Feels like a greatest hits spanning the series 13 years of terror.
In many ways, Resident Evil 5 feels like a greatest hits spanning the series 13 years of terror. As well as marking the return of Chris Redfield a key player in the first adventure back in 1996 and featuring the playful balance of indoor and outdoor locations that characterised the PlayStation sequels, RE5 is also peppered with the genuinely distressing movie sequences that punctuated Code Veronica and team-based challenges that defined Outbreak, all wrapped in the glorious visuals and intuitive controls that helped reboot the franchise in Resident Evil 4. In short, for anyone who spent their formative console years up to their neck in zombie guts, man-eating moths and betentacled horrors, RE5 is a sublime joy.
Like its hallowed predecessor, RE5 plays fast and loose with the series conventions, shifting the action from the familiar streets of an American city to an African landscape of crumbling villages, barren countryside and twisting shanty towns, once again breathing new life into the familiar franchise. But while the new setting is a major departure for the series and has been a heated source of banter on fan forums what sets this adventure apart from its forebears is its double-headed action.
While alternative characters have always been a part of Resident Evil, RE5 goes a step further by having a computer-controlled companion by your side at all times, in turn bringing new possibilities to the action; as well as lending a helping hand during gun battles and being a constant source of frustration when you have to step in and save your partner from being eaten alive the addition of a second character allows for new co-operative moves and two-person challenges, whether it be giving your friend a leg-up to climb over walls, keeping zombies at bay while your accomplice barricades open doors, or picking off distant enemies with a sniper rifle as your companion uses a handgun to perforate nearby monsters.
But while the new co-op gameplay is fun while playing alone and your computer-controlled companion does a reasonable job of looking after herself while you get on with the important business of monster mashing where the dual gameplay really comes into its own is online, allowing a second player to remotely join the adventure and share the horror.
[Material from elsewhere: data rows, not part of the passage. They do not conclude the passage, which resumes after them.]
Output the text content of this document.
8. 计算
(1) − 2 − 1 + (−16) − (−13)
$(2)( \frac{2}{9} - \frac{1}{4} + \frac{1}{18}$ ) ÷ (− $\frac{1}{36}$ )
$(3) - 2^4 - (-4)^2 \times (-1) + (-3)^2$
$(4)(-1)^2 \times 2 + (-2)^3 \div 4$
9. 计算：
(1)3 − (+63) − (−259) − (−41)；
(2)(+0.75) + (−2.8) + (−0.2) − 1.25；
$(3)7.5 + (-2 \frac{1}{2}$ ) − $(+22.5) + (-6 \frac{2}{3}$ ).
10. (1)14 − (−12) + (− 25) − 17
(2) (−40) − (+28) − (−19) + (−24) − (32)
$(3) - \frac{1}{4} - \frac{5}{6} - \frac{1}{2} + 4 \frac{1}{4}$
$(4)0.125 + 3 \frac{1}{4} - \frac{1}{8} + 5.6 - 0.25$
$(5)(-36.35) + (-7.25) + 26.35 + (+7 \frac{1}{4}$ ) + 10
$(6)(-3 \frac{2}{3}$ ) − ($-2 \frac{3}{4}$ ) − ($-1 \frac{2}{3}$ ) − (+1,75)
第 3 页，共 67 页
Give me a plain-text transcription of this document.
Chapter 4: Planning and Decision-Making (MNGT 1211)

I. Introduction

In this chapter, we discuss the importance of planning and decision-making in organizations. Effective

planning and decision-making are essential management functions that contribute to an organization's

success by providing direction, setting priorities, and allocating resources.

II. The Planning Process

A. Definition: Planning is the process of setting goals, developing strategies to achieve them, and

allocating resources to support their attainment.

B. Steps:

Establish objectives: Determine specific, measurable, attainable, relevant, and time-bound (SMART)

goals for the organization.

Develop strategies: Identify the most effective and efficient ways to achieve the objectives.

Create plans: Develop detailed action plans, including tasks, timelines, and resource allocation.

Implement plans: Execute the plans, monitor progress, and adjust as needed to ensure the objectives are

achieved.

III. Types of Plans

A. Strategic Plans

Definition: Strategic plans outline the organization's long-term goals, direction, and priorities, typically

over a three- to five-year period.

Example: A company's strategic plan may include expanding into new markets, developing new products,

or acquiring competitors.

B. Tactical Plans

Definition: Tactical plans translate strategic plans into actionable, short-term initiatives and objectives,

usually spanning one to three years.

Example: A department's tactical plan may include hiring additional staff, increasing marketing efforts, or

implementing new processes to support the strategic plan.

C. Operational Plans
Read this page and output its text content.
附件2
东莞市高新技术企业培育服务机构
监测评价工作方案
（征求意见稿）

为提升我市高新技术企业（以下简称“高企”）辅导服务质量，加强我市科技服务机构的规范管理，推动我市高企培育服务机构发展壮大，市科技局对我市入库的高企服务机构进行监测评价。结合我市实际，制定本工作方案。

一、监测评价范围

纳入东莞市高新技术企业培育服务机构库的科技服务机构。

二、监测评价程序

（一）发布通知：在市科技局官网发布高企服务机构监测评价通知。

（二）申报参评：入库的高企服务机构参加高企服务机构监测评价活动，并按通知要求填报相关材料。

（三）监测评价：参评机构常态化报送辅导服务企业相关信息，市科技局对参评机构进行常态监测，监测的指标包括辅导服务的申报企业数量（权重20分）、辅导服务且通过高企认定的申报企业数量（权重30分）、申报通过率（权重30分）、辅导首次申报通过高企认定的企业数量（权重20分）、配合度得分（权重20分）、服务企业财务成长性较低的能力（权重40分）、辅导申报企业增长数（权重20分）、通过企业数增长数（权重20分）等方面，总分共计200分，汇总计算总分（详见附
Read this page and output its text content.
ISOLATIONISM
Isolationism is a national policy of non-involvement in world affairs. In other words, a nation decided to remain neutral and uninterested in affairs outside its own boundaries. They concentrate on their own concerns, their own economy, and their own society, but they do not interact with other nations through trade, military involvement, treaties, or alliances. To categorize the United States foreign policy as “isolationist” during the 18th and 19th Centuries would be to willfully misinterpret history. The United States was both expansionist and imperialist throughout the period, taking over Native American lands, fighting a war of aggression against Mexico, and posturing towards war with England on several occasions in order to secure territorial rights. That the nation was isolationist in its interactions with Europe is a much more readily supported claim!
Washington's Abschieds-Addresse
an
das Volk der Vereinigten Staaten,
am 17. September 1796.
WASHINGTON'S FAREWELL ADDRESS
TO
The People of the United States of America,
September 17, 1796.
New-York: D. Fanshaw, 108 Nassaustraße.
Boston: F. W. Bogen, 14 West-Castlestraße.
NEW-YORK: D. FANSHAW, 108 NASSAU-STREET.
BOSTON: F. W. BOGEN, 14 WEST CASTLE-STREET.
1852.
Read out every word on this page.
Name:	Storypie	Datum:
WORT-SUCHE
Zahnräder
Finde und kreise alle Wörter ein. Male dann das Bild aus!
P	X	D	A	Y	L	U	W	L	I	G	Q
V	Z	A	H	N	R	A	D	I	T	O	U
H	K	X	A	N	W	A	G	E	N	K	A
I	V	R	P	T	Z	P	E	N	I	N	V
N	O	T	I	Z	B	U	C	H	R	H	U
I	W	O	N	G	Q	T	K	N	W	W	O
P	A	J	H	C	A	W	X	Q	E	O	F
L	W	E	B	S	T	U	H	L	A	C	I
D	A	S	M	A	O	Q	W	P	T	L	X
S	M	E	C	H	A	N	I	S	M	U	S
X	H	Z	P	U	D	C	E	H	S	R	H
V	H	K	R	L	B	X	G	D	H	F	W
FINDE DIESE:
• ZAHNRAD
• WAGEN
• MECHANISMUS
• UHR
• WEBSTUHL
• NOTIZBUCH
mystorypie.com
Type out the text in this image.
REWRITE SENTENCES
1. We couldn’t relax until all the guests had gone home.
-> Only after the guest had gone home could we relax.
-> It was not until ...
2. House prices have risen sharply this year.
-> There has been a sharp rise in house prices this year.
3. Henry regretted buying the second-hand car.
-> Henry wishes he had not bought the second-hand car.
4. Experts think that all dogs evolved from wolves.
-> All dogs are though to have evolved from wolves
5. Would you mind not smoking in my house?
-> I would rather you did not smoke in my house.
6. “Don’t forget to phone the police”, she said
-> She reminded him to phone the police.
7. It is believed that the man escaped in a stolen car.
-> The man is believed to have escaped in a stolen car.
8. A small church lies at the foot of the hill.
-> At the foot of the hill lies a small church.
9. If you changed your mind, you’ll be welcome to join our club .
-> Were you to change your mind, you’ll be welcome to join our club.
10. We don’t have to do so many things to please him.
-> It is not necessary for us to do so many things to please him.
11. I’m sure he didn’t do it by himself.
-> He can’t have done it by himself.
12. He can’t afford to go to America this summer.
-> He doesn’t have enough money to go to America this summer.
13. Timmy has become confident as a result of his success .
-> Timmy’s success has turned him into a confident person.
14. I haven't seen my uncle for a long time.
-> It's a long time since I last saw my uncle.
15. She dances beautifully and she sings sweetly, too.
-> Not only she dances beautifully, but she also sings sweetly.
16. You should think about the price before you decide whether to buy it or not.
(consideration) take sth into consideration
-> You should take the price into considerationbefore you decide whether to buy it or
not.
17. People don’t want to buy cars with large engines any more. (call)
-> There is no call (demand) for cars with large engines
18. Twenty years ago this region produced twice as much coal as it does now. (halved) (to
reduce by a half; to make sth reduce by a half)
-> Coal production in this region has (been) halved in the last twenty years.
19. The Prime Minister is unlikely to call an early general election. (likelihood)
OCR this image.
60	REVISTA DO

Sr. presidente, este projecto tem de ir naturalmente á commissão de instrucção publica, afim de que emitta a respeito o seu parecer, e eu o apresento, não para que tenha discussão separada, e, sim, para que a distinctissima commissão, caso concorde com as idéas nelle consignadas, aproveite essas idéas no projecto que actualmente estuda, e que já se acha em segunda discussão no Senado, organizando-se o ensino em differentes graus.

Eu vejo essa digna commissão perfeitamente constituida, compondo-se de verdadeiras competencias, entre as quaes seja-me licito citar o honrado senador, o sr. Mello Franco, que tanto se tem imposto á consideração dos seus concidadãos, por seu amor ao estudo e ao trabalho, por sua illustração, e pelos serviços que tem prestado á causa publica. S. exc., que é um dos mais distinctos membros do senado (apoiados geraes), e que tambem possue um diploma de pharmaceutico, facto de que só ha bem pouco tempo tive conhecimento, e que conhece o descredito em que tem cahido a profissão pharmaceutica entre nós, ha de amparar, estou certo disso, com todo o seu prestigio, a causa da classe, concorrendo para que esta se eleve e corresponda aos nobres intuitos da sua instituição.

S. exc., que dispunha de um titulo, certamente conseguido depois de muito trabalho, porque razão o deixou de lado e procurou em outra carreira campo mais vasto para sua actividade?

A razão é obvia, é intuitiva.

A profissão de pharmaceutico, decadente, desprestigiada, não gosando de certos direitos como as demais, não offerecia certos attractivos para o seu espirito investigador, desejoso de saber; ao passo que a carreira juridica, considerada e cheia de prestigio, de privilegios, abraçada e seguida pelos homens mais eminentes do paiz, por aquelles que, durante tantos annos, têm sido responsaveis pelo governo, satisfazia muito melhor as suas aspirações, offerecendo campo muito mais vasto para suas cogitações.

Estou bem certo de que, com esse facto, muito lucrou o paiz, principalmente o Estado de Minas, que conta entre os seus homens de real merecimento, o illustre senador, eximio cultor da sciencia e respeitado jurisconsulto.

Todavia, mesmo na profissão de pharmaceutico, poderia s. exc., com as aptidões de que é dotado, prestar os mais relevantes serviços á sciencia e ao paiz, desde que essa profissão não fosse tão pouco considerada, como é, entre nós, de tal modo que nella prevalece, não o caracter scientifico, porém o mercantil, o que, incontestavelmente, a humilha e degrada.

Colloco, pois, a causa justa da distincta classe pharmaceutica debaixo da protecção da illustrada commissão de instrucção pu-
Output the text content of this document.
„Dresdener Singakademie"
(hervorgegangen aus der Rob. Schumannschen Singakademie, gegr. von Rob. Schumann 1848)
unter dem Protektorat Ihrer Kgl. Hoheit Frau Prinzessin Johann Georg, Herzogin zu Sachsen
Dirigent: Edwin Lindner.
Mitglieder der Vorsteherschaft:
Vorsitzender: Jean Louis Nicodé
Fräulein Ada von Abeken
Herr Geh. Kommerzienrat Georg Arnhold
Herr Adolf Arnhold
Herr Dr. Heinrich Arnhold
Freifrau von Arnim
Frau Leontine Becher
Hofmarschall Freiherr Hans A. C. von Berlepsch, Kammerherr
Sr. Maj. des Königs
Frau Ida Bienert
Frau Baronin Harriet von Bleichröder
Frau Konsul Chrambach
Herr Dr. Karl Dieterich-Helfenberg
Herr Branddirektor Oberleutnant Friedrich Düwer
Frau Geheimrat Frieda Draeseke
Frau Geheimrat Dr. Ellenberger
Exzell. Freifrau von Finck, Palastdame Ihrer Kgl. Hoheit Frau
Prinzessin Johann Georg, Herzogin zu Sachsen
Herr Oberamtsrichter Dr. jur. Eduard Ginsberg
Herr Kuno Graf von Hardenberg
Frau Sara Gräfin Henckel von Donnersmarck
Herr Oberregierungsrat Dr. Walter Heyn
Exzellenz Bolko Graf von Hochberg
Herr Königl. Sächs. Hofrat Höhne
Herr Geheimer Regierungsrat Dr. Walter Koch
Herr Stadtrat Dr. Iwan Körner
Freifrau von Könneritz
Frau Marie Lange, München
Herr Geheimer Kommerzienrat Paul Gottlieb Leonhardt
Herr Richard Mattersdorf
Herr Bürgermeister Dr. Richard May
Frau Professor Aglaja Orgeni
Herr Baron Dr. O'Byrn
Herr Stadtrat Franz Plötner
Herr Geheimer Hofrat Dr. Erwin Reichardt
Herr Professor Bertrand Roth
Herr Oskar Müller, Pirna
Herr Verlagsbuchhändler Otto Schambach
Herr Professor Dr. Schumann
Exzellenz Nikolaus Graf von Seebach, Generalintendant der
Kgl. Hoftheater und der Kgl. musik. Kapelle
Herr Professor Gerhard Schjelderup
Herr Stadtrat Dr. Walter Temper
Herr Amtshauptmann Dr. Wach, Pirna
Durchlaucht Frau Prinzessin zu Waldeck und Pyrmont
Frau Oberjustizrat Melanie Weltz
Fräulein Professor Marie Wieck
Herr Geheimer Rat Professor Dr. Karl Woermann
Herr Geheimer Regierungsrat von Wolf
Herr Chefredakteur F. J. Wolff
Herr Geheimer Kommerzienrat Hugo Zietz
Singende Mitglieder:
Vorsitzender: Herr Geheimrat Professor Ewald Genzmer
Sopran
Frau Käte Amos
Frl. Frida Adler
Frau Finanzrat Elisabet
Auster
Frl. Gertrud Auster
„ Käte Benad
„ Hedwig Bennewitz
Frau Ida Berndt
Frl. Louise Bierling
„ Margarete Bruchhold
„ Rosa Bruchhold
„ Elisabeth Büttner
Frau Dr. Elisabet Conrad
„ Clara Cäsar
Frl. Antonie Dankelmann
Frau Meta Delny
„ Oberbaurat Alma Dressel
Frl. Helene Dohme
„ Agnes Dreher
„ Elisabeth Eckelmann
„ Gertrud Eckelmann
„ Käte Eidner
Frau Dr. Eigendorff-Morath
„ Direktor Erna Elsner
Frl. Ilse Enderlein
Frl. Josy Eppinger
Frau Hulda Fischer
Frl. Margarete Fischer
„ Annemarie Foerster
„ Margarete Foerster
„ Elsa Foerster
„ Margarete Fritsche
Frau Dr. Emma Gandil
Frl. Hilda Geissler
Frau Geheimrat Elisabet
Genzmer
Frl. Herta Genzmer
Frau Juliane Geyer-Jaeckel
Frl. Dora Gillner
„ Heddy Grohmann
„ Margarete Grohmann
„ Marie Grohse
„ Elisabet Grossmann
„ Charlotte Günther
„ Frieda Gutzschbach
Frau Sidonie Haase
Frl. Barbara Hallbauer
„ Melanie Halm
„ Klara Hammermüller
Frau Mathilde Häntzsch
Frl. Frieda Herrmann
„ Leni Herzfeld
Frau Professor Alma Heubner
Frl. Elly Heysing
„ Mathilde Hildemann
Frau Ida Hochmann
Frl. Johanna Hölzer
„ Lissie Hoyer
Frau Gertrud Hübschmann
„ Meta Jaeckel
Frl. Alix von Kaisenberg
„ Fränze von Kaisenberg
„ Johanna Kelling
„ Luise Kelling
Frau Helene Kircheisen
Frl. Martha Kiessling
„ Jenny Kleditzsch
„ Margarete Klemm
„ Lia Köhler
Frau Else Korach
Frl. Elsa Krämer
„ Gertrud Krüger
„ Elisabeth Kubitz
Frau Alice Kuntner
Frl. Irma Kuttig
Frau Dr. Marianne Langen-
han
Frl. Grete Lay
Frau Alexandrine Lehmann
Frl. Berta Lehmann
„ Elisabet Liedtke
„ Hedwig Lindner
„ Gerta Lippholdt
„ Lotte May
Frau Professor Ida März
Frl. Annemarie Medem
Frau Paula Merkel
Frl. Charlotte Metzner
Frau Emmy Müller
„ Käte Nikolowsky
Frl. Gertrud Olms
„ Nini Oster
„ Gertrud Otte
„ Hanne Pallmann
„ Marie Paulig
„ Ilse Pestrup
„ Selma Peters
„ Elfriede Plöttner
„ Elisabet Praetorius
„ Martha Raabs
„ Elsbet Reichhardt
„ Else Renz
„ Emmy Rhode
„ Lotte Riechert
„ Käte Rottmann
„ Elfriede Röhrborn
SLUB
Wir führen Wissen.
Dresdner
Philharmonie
And like a George A Romero zombie flick where the human drama of survivors working together to overcome overwhelming odds is just as important as the shocks and gore, having a living partner by your side makes for a much more gripping experience, forcing players to look after each other and watch each others back, rather than being solely driven by a greedy sense of self-preservation.
Aside from its two-headed set-up, RE5 is largely business as usual, with puzzle solving, tense combat and ammunition preservation forming the backbone of the action. Destructible environments that allow enemies to smash through walls, smarter monsters wholl use flanking techniques to corner you and tighter camera angles that add a fresh sense of claustrophobia go a long way freshening the experience, but RE5s greatest triumph is taking a beloved franchise and polishing it to within an inch of its life, in turn producing 2009s first killer game and a title that will delight habitual gorehounds and newcomers alike.